CASE 9.—Private Conrad S——, 54th New York Volunteers, aged — years, was wounded at the second battle of Manassas, August 30th, 1862, by a musket ball which produced a scalp wound on the top of the head, across the sagittal suture, parallel to and an inch behind the coronal suture. He was admitted to Finley Hospital, at Washington, on September 3d, and died of "inflammation of the brain" on October 20th, 1862. The records of Finley Hospital give no particulars of the progress and treatment of the case, nor of the the cranium was sent to the Army Medical Museum by Surgeon Israel Moses, U. S. Vols. It shows an exfoliation of the outer table a quarter of an inch by one inch, the surrounding bone being cribriform and spongy. The thin oval necrosed scale is not fractured or displaced. The vitreous table is fissured and slightly depressed.
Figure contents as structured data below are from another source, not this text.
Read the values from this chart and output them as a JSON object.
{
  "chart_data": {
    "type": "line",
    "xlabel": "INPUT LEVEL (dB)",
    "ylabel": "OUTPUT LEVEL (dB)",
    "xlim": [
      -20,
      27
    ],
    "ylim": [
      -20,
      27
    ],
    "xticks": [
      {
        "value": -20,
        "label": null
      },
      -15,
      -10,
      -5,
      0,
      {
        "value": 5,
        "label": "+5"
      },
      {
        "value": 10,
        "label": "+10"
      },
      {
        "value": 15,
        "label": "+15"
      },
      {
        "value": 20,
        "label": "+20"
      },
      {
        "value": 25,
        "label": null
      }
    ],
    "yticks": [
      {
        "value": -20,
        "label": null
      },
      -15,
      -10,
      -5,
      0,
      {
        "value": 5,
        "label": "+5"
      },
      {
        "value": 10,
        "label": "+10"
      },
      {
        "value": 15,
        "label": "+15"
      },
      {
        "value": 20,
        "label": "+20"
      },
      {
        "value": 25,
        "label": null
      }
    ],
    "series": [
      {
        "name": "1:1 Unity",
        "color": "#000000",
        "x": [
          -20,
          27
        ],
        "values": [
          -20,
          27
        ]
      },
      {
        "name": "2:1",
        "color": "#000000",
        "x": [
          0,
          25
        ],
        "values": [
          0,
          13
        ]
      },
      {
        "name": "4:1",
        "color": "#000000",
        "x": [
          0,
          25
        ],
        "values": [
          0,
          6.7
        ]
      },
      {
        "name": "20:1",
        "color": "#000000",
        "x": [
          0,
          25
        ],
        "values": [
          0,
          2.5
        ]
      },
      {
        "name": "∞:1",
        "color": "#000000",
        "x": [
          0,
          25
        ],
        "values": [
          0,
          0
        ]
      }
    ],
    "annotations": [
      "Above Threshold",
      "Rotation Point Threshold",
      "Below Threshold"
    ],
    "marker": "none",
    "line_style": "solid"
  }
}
The wood-cuts give a satisfactory representation of the nature and extent of the lesions. (FIG. 50 and FIG. 51.)

FIG. 50.—Depressed fracture of the vitreous table of the parietals an inch behind the coronal suture. Spec. 646, Sect. I, A. M. M.
FIG. 51.—Exterior view of the same specimen, showing an exfoliation from contusion of the skull. Spec. 646, Sect. I, A. M. M.